TOP Ships Inc. (NasdaqGS:TOPS) announced its operating results for the third quarter and nine months ended September 30, 2009. For the third quarter of 2009, the company reported net income of $329,000 or $0.01 per share, compared with net income of $41,640,000 or $1.44 per share, for the third quarter of 2008. Third quarter operating income was $6,672,000 for 2009, compared with operating income of $49,127,000 for the corresponding period in 2008. Revenues for the third quarter of 2009, were $25,153,000 compared to $71,094,000 recorded in the third quarter of 2008.
For the nine months ended September 30, 2009, the Company reported net loss of $14,251,000 or $0.52 per share, compared with net income of $17,210,000 or $0.69 per share, for the nine months ended September 30, 2008. For the nine months ended September 30, 2009, operating loss was $2,473,000 compared with operating income of $53,771,000 for the nine months ended September 30, 2008. Revenues for the nine months ended September 30, 2009, were $83,582,000 compared to $220,418,000 recorded in the nine months ended September 30, 2008.
Evangelos J. Pistiolis, President and Chief Executive Officer of TOP Ships Inc., commented: “We are happy to report a profitable quarter despite the current dire market conditions. Our financial results for the third quarter of 2009 include non-recurring charges of $1,386,000 relating to the termination of leases and one-off cash and accelerated stock-based compensation of retiring board members.
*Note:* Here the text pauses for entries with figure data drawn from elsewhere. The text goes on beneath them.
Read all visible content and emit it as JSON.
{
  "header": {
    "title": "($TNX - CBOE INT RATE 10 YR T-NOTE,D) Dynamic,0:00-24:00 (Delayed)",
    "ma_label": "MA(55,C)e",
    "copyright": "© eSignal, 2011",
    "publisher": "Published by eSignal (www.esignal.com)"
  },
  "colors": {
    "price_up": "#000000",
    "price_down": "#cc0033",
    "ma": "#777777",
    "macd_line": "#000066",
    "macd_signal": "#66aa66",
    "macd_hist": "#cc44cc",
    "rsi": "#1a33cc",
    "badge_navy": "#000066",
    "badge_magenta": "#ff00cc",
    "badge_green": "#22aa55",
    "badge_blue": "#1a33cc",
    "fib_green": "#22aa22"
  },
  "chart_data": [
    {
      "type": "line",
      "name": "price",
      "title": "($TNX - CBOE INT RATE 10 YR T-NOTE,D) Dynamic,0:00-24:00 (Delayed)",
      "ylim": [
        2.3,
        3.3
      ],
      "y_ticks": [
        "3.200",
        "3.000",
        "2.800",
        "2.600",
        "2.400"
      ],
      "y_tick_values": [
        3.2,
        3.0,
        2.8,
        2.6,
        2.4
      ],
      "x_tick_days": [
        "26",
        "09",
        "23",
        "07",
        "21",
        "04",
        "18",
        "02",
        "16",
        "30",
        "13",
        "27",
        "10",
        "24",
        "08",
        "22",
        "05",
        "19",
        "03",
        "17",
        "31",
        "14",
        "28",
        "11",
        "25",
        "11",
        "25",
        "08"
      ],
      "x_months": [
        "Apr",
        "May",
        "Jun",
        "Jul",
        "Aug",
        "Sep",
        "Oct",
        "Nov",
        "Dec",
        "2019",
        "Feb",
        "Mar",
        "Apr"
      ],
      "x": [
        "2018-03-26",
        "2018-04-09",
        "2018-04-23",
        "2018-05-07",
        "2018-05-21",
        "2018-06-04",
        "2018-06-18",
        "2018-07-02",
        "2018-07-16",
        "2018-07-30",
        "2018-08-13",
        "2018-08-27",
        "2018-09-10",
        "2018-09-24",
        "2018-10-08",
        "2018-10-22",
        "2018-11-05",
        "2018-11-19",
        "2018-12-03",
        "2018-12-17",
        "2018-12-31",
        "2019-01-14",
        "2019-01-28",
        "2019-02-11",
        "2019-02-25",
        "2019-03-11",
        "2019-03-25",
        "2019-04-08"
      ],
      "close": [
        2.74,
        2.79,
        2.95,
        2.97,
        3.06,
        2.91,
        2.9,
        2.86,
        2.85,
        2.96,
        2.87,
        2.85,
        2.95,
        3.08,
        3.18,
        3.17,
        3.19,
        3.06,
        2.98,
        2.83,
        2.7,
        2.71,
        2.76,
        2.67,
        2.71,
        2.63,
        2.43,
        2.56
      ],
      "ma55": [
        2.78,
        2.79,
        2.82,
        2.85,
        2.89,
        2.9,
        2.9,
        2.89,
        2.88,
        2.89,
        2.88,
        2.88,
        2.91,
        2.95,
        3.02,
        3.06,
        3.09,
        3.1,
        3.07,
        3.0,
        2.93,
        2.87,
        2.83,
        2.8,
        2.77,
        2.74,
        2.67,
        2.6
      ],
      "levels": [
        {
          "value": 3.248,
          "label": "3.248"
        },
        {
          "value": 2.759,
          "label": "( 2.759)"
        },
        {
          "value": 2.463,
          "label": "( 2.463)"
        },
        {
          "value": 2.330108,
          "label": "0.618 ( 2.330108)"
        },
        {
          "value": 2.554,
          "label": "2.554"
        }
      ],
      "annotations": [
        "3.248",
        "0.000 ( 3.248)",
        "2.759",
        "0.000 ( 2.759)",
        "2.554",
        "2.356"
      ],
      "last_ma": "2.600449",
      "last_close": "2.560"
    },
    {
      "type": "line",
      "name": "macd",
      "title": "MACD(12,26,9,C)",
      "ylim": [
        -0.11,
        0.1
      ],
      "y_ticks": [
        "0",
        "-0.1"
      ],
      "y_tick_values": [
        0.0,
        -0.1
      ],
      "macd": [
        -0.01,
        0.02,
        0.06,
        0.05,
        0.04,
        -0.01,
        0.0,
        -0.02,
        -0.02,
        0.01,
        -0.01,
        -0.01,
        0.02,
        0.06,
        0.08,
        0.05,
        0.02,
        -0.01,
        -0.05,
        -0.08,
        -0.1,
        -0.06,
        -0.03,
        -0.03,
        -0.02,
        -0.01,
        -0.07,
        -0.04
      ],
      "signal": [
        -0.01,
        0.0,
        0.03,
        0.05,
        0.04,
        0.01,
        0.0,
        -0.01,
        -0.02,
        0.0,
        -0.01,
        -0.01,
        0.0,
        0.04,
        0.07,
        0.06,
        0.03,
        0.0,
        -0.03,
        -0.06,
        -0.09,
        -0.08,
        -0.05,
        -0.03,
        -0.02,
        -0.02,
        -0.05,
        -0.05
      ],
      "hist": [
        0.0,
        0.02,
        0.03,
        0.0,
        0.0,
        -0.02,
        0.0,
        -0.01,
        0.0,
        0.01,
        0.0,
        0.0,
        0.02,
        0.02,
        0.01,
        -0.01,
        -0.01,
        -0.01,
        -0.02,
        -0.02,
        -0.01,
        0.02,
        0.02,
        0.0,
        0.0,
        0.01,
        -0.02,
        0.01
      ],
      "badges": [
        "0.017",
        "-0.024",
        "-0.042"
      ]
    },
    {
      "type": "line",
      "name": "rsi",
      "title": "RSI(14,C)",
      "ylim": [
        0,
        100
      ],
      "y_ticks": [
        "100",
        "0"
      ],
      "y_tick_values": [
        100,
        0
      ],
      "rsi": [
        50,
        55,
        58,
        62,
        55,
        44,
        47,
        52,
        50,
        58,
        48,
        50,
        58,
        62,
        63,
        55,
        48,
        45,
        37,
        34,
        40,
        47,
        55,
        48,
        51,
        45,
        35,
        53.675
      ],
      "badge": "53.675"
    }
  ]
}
Excluding these expenses, net income for the third quarter of 2009 would have been $1,715,000 or $0.06 per share.
During the third quarter of 2009 we achieved average TCE rates of $26,777 for the vessels that we operated under time charters and approximately $22,700 for the vessels that we operated under bareboat charters. Given our fixed contracts we expect similar rates to be achieved during the fourth quarter of 2009.
As of September 30, 2009, we were in breach of our loan covenants and we are currently in discussions with all our banks to receive waivers for these breaches and extend existing waivers that were scheduled to expire in 2010, to 2011.”
As of September 30, 2009, we had total indebtedness under senior secured and unsecured credit facilities with our lenders of $407.3 million with maturity dates from 2010 through 2019.
As of the date of this release, we have received waivers and signed amendments to our loan agreements with all five of our lending banks in relation to certain loan covenant breaches that have taken place since December 31, 2008. However, as of September 30, 2009, we were in breach of additional covenants with all of our banks, which have not been previously waived. These breaches relate to EBITDA, our overall cash position (minimum liquidity covenants), adjusted net worth and the asset value cover of our product tankers with certain banks. We expect that our lenders will not demand payment of our loans before their maturity, provided that we pay loan installments and accumulated or accrued interest as they fall due under the existing credit facilities.
If we are unable to obtain covenant waivers or modifications for current covenant breaches or for covenant breaches that may occur in future reporting periods, our lenders may require that we post additional collateral, enhance our equity and liquidity, increase our interest payments or pay down our indebtedness to a level where we are in compliance with our loan covenants, sell vessels, or they may accelerate our indebtedness, which would impair our ability to continue to conduct our business. In order to further enhance our liquidity, we may find it necessary to sell vessels at a time when vessel prices are low, in which case we will recognize losses and a reduction in earnings, which could affect our ability to raise additional capital necessary to comply with our loan covenants and/or the additional lender requirements described above.